**Abstract**

This paper compares the output of several available empirical black oil model correlations against compositional model results. In this process, the limitations of these models became apparent.

Even acknowledging the imperfections of black model implementation, it is possible to improve the quality of the outputs by means of making the definitions consistent and coherent across the prediction ranges.

A new method is outlined in order to extend the validity of the models in predicting both reservoir and multiphase flow simulations.

This new method is presented here and will be extended in a separated paper.

**Introduction **The behavior of black oil fluid is commonly inferred from two PVT laboratory procedures: flash (or separator test) and differential liberation. Oil formation volume factor and gas solution ratios are calculated as explained by McCain. On the other hand, given a particular EOS is possible to obtain PVT fluid parameters by simulating the same laboratory procedures or making direct flash calculations at any particular condition.

The traditional calculation method outlined in 1 can be modified in a simple way to extend the validity of black oil model correlations by accounting the dew point curve. Negative gas solution ratios indicate liquid vaporization, and need not to be masked by any correction method. If we follow definitions literally, Rs diminish towards dew point and reaches a constant negative minimum at dew point and inside monophasic gas area. Oil formation volume factor can be lower than unity and in fact should be zero at dew point.

As modern calculations take into account both reservoir and multiphase wellbore and pipeline calculations, is of paramount importance to be able to accurately predict fluid properties in a wider range of pressure and temperature conditions.

The first objective of this paper is to make apparent the limitations of current PVT laboratory calculations and propose a revision.

A second objective is to present black oil model standard correlations phase diagrams together with phase diagrams calculated with EOS and acknowledge the differences and limitations of empirical correlations.

The third objective is to outline a new mathematical method to improve black oil correlations.

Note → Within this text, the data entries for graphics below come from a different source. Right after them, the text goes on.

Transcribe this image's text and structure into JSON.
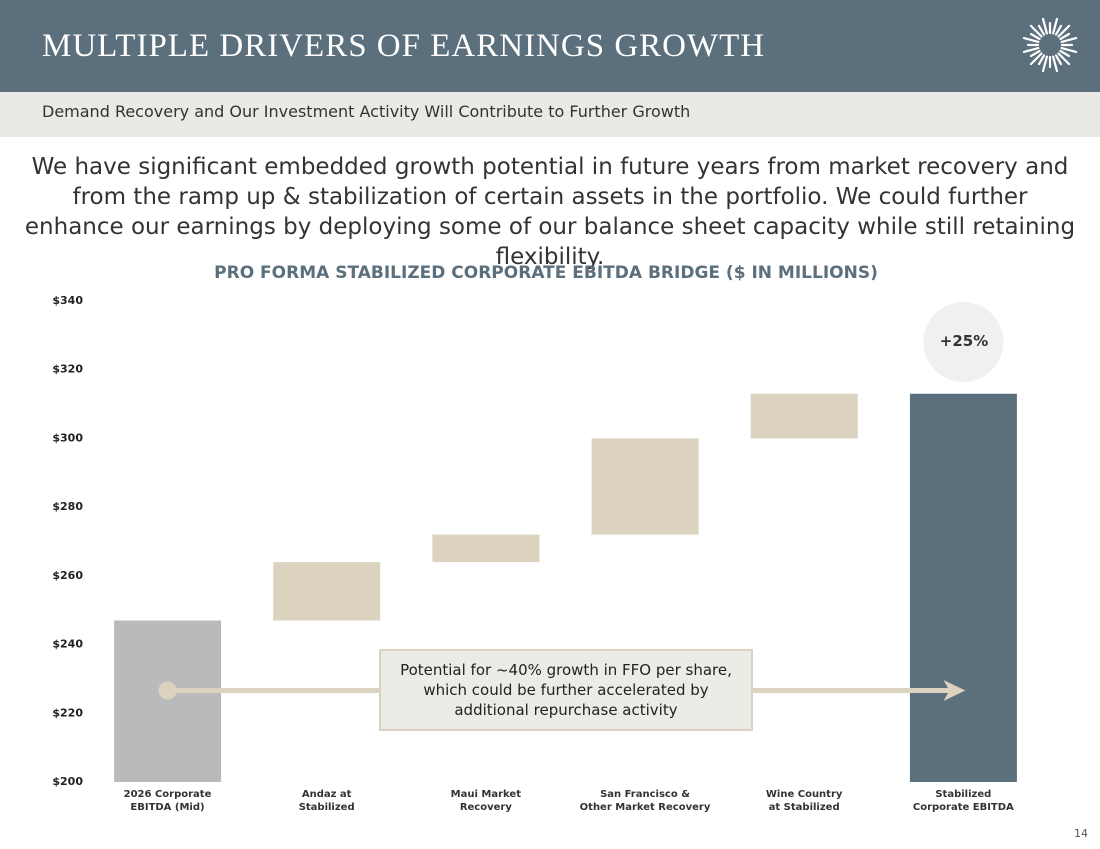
{
  "header": {
    "title": "MULTIPLE DRIVERS OF EARNINGS GROWTH",
    "subtitle": "Demand Recovery and Our Investment Activity Will Contribute to Further Growth"
  },
  "body": "We have significant embedded growth potential in future years from market recovery and from the ramp up & stabilization of certain assets in the portfolio. We could further enhance our earnings by deploying some of our balance sheet capacity while still retaining flexibility.",
  "chart_data": {
    "type": "waterfall",
    "title": "PRO FORMA STABILIZED CORPORATE EBITDA BRIDGE ($ IN MILLIONS)",
    "categories": [
      "2026 Corporate\nEBITDA (Mid)",
      "Andaz at\nStabilized",
      "Maui Market\nRecovery",
      "San Francisco &\nOther Market Recovery",
      "Wine Country\nat Stabilized",
      "Stabilized\nCorporate EBITDA"
    ],
    "values": [
      247,
      17,
      8,
      28,
      13,
      313
    ],
    "colors": [
      "#b9babc",
      "#dbd3c0",
      "#dbd3c0",
      "#dbd3c0",
      "#dbd3c0",
      "#5b6f7c"
    ],
    "ylim": [
      200,
      340
    ],
    "yticks": [
      {
        "value": 200,
        "label": "$200"
      },
      {
        "value": 220,
        "label": "$220"
      },
      {
        "value": 240,
        "label": "$240"
      },
      {
        "value": 260,
        "label": "$260"
      },
      {
        "value": 280,
        "label": "$280"
      },
      {
        "value": 300,
        "label": "$300"
      },
      {
        "value": 320,
        "label": "$320"
      },
      {
        "value": 340,
        "label": "$340"
      }
    ],
    "annotations": [
      "+25%",
      "Potential for ~40% growth in FFO per share,\nwhich could be further accelerated by\nadditional repurchase activity"
    ]
  },
  "page_number": "14"
}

**Definitions **The following definitions extracted from Dake will be taken as references:

- Rs. The solution (or dissolved) gas oil ratio, which is the number of standard cubic feet of gas which will dissolve in one stock tank barrel of oil when both are taken down to the reservoir at the prevailing reservoir pressure and temperature (units - scf. gas/stb oil).

- Bo. The oil formation volume factor, is the volume in barrels occupied in the reservoir, at the prevailing pressure and temperature, by one stock tank barrel of oil plus its dissolved gas (units - rb (oil + dissolved gas)/stb oil).

- Bg. The gas formation volume factor, which is the volume in barrels that one standard cubic foot of gas will occupy as free gas in the reservoir at the prevailing reservoir pressure and temperature (units - rb free gas/scf gas).

These parameters enable converting fluid volumes at any conditions to volumes at standard conditions.